Eindeutig zuviel Un-gar in solchen "Niederungsbayerungswesen" drin, und zuviel Alkohol in dem speziellen Wesen.

Das erinnert mich ein wenig an den berüchtigten Darwin-Award:
Wenn man was Ausfressen oder Schaisse bauen will, sollte man sich nicht gleichzeitig noch die Hucke vollsaufen,
sonst wird man für hochpotenzgesteigerte Dummheit nicht nur abgestraft, sondern schnell für immer aus dem Verkehr gezogen.

Was ich auch schändlich finde: Wo ist der Kollege des Aufsehers geblieben, empfahl der sich auf italienisch? (wenn man schon bei Stämmen ist)
Sowas mit feige wegrennen und im Stich lassen nennt man Kameradenschwein.


----------



## Nordlichtangler (6. Februar 2020)

mikesch schrieb:


> Ich frage mich, wozu brauche ich beim Angeln eine Axt?


Landschaftspflege, Baumpflege , Kunstköder aus Baum bergen und so. Verbrenner-Kettensäge tuts natürlich auch.

Bei mangelhafter Deutsch-Orthografie ist das mit dem "abhacken" müssen aber durchaus naheliegend.


----------



## Dorschbremse (6. Februar 2020)

Mal so 'by the way' erzählt - das ist nu eine von vier verschiedenen Versionen der Story... 
Sei es über den Google Newsfeed oder die Bildzeitung (selbst DIE gibt etwas mehr zu den Gesamtumständen her) 

Bin gespannt, was sich im Verfahren als die Wahrheit rausstellen wird.


----------



## ollidi (6. Februar 2020)

Dorschbremse schrieb:


> Bildzeitung


Du machst mir Angst.


----------



## Waller Michel (6. Februar 2020)

mikesch schrieb:


> Ich frage mich, wozu brauche ich beim Angeln eine Axt?


Vielleicht hatte die Axt ja der Fischereiaufseher mitgebracht


----------



## Kauli11 (6. Februar 2020)

Da er ja 1,44 bis 1,77 Promille intus hatte, wird in Deutschland auf verminderte Schuldfähigkeit plädiert.  

Wenn du Scheixxe bauen möchtest, bitte vorher einen ansaufen.


----------



## yukonjack (6. Februar 2020)

Kauli11 schrieb:


> Da er ja 1,44 bis 1,77 Promille intus hatte, wird in Deutschland auf verminderte Schuldfähigkeit plädiert.
> 
> Wenn du Scheixxe bauen möchtest, bitte vorher einen ansaufen.


Ne schlimme Kindheit kommt auch immer ganz gut.


----------



## gründler (6. Februar 2020)

Nordlichtangler schrieb:


> Landschaftspflege, Baumpflege , Kunstköder aus Baum bergen und so.



Ist in De. für Privat auch nicht mehr so einfach.
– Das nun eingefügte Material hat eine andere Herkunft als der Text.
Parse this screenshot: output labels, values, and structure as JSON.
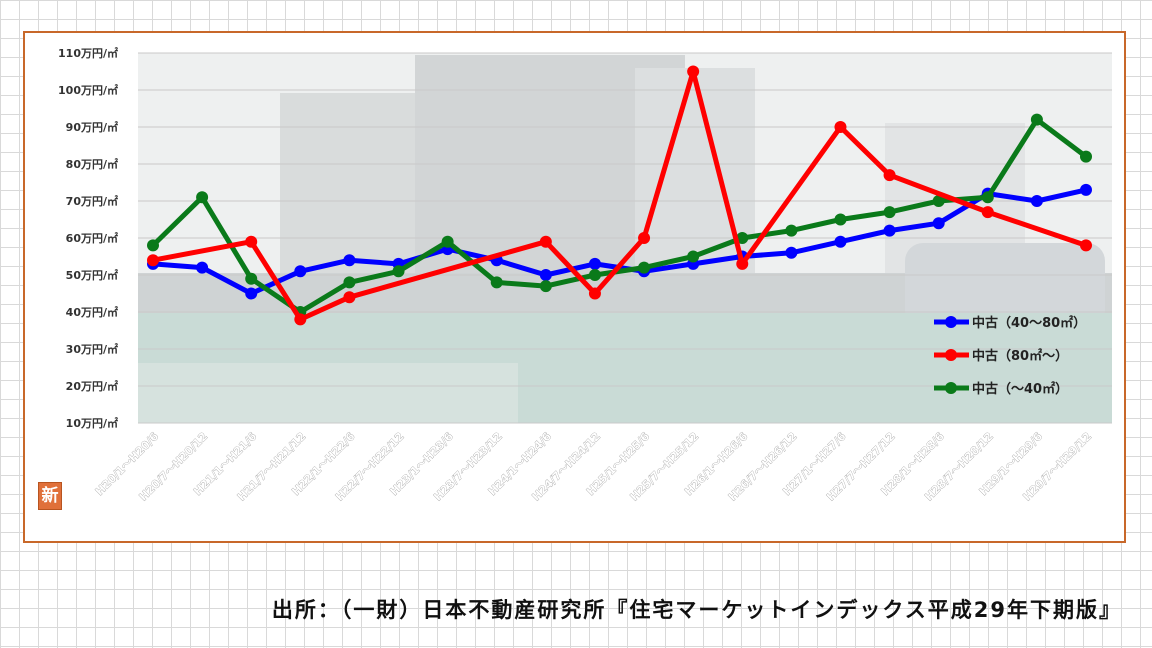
{
  "chart_data": {
    "type": "line",
    "categories": [
      "H20/1～H20/6",
      "H20/7～H20/12",
      "H21/1～H21/6",
      "H21/7～H21/12",
      "H22/1～H22/6",
      "H22/7～H22/12",
      "H23/1～H23/6",
      "H23/7～H23/12",
      "H24/1～H24/6",
      "H24/7～H24/12",
      "H25/1～H25/6",
      "H25/7～H25/12",
      "H26/1～H26/6",
      "H26/7～H26/12",
      "H27/1～H27/6",
      "H27/7～H27/12",
      "H28/1～H28/6",
      "H28/7～H28/12",
      "H29/1～H29/6",
      "H29/7～H29/12"
    ],
    "y_ticks": [
      "110万円/㎡",
      "100万円/㎡",
      "90万円/㎡",
      "80万円/㎡",
      "70万円/㎡",
      "60万円/㎡",
      "50万円/㎡",
      "40万円/㎡",
      "30万円/㎡",
      "20万円/㎡",
      "10万円/㎡"
    ],
    "ylim": [
      10,
      110
    ],
    "grid": true,
    "legend_position": "right",
    "series": [
      {
        "name": "中古（40～80㎡）",
        "color": "#0000ff",
        "values": [
          53,
          52,
          45,
          51,
          54,
          53,
          57,
          54,
          50,
          53,
          51,
          53,
          55,
          56,
          59,
          62,
          64,
          72,
          70,
          73
        ]
      },
      {
        "name": "中古（80㎡～）",
        "color": "#ff0000",
        "values": [
          54,
          null,
          59,
          38,
          44,
          null,
          null,
          null,
          59,
          45,
          60,
          105,
          53,
          null,
          90,
          77,
          null,
          67,
          null,
          58
        ]
      },
      {
        "name": "中古（～40㎡）",
        "color": "#0a7a1a",
        "values": [
          58,
          71,
          49,
          40,
          48,
          51,
          59,
          48,
          47,
          50,
          52,
          55,
          60,
          62,
          65,
          67,
          70,
          71,
          92,
          82
        ]
      }
    ]
  },
  "badge": "新",
  "source": "出所：（一財）日本不動産研究所『住宅マーケットインデックス平成29年下期版』"
}
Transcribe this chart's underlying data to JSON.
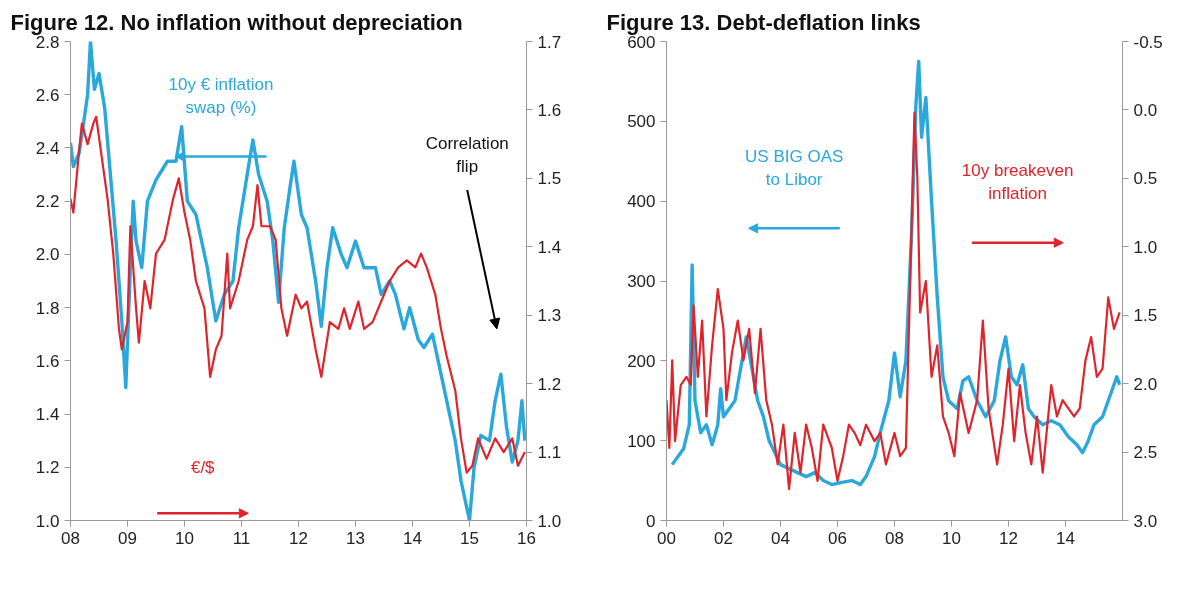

Hier durfte jemand 1000€ an eine Naturschutzorga Spenden weil er am Angelplatz ein paar Weidenäste abgebrochen hat und dabei gefilmt wurde.

Also immer aufpassen und an die Gesetze und Regeln halten wenn man nen Brennholzverleih eröffnen will.....


----------



## feko (6. Februar 2020)

Bayern?


----------



## gründler (6. Februar 2020)

NDS


----------



## feko (6. Februar 2020)

Ui


----------



## rolfmoeller (6. Februar 2020)

Ne Axt im Auto ????
Man weis nie was kommt.
Unwetter, Aufseher, Wildsau, ………………….


----------



## Nordlichtangler (7. Februar 2020)

und Wölfe und Bären nicht zu vergessen. 
Wenn die häufiger werden, hat man bald Anrecht auf 'nen richtigen Ballermann.


----------



## geomas (7. Februar 2020)

Richtig geile Verschlagwortung mal wieder unter dem Artikel: attacke, axt, fischereiaufseher, mord, tot, werbung

Und so schön alphabetisch geordnet 

„promille” und „rtl” fehlen leider, wie konnte das nur passieren?


----------



## Kochtopf (7. Februar 2020)

gründler schrieb:


> Ist in De. für Privat auch nicht mehr so einfach.
> 
> Hier durfte jemand 1000€ an eine Naturschutzorga Spenden weil er am Angelplatz ein paar Weidenäste abgebrochen hat und dabei gefilmt wurde.
> 
> Also immer aufpassen und an die Gesetze und Regeln halten wenn man nen Brennholzverleih eröffnen will.....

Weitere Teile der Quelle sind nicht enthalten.